The German authorities disclosed that Shchukin and Kravchuk were involved in over 130 instances of extortion targeting companies in Germany specifically. These nefarious activities resulted in 25 victims paying a total of $2.2 million in ransom to the perpetrators, leading to an estimated financial loss exceeding $40 million.

The GandCrab ransomware operation, initiated in early 2018, was spearheaded by a leader who retired in June 2019 after claiming $2 billion in ransom payments. Despite the massive earnings, the leader cashed out with $150 million, purportedly investing in legitimate businesses.

Subsequently, the emergence of REvil, also known as Sodinokibi, followed the affiliate model established by GandCrab. This new operation recruited cybercriminal affiliates and operators familiar with successful tactics, leading to the adoption of similar strategies in their operations.

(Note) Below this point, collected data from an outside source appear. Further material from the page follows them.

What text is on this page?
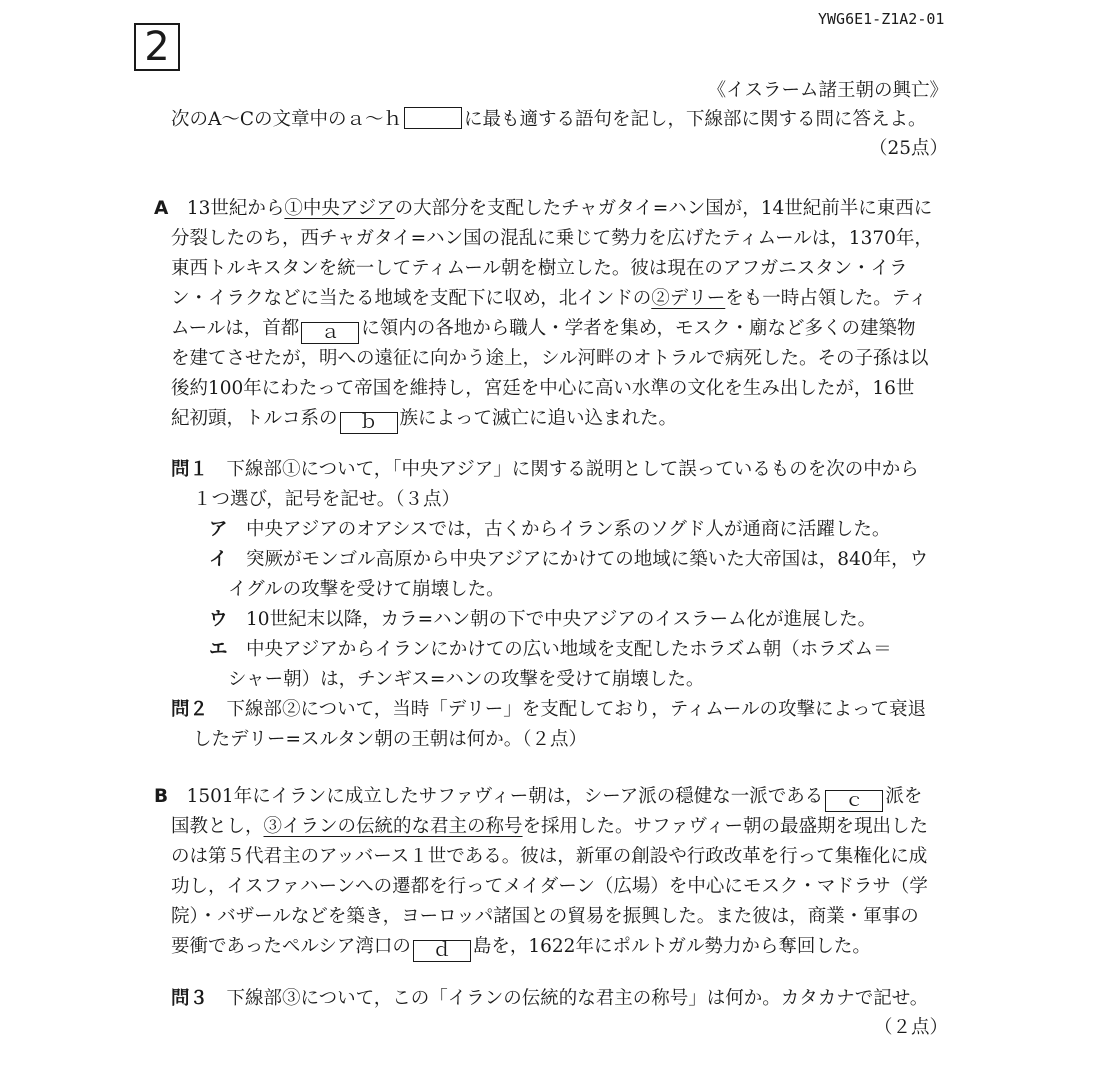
YWG6E1-Z1A2-01
2
《イスラーム諸王朝の興亡》
次のA～Cの文章中のａ～ｈ	に最も適する語句を記し，下線部に関する問に答えよ。
（25点）
A　 13世紀から①中央アジアの大部分を支配したチャガタイ=ハン国が，14世紀前半に東西に
分裂したのち，西チャガタイ=ハン国の混乱に乗じて勢力を広げたティムールは，1370年，
東西トルキスタンを統一してティムール朝を樹立した。彼は現在のアフガニスタン・イラ
ン・イラクなどに当たる地域を支配下に収め，北インドの②デリーをも一時占領した。ティ
ムールは，首都 ａ に領内の各地から職人・学者を集め，モスク・廟など多くの建築物
を建てさせたが，明への遠征に向かう途上，シル河畔のオトラルで病死した。その子孫は以
後約100年にわたって帝国を維持し，宮廷を中心に高い水準の文化を生み出したが，16世
紀初頭，トルコ系の ｂ 族によって滅亡に追い込まれた。
問１　 下線部①について，「中央アジア」に関する説明として誤っているものを次の中から
１つ選び，記号を記せ。（３点）
ア　 中央アジアのオアシスでは，古くからイラン系のソグド人が通商に活躍した。
イ　 突厥がモンゴル高原から中央アジアにかけての地域に築いた大帝国は，840年，ウ
イグルの攻撃を受けて崩壊した。
ウ　 10世紀末以降，カラ=ハン朝の下で中央アジアのイスラーム化が進展した。
エ　 中央アジアからイランにかけての広い地域を支配したホラズム朝（ホラズム＝
シャー朝）は，チンギス=ハンの攻撃を受けて崩壊した。
問２　 下線部②について，当時「デリー」を支配しており，ティムールの攻撃によって衰退
したデリー=スルタン朝の王朝は何か。（２点）
B　 1501年にイランに成立したサファヴィー朝は，シーア派の穏健な一派である ｃ 派を
国教とし，③イランの伝統的な君主の称号を採用した。サファヴィー朝の最盛期を現出した
のは第５代君主のアッバース１世である。彼は，新軍の創設や行政改革を行って集権化に成
功し，イスファハーンへの遷都を行ってメイダーン（広場）を中心にモスク・マドラサ（学
院）・バザールなどを築き，ヨーロッパ諸国との貿易を振興した。また彼は，商業・軍事の
要衝であったペルシア湾口の ｄ 島を，1622年にポルトガル勢力から奪回した。
問３　 下線部③について，この「イランの伝統的な君主の称号」は何か。カタカナで記せ。
（２点）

REvil introduced public leak sites and conducted data auctions to coerce victims, targeting prominent entities such as multiple Texas local governments, tech giant Acer, and orchestrating the Kaseya supply-chain attack affecting around 1,500 downstream victims.

After the significant Kaseya breach, REvil temporarily halted operations for two months, during which law enforcement accessed their servers for monitoring purposes. This intervention led to the arrest of numerous REvil gang members by Russian authorities, with their subsequent release in 2025 after serving time on carding charges.

The status of Shchukin and Kravchuk’s involvement in other ransomware activities post-REvil’s downfall in 2021 remains uncertain. The BKA suspects that the duo is currently in Russia and urges the public to provide any information leading to their whereabouts. Entries have been listed on the EU’s Most Wanted portal, including tattoo images, to aid in their apprehension.

Automated pentesting demonstrates existing vulnerabilities, while BAS assesses control effectiveness. Many teams overlook one in favor of the other.

Explore this whitepaper that outlines six validation surfaces, identifies coverage gaps, and equips professionals with three pivotal questions for evaluating cybersecurity tools.

Get Your Copy Now

Law enforcement disruptions to REvil’s infrastructure were observed during this period. In mid-January 2022, Russia arrested over a dozen REvil members, subsequently released in 2025 after serving time for carding offenses.

It remains to be seen whether Shchukin and Kravchuk have transitioned into other ransomware ventures since the demise of REvil in 2021. The BKA’s pursuit continues, urging the public to aid in locating the two individuals and ensuring they face justice for their actions.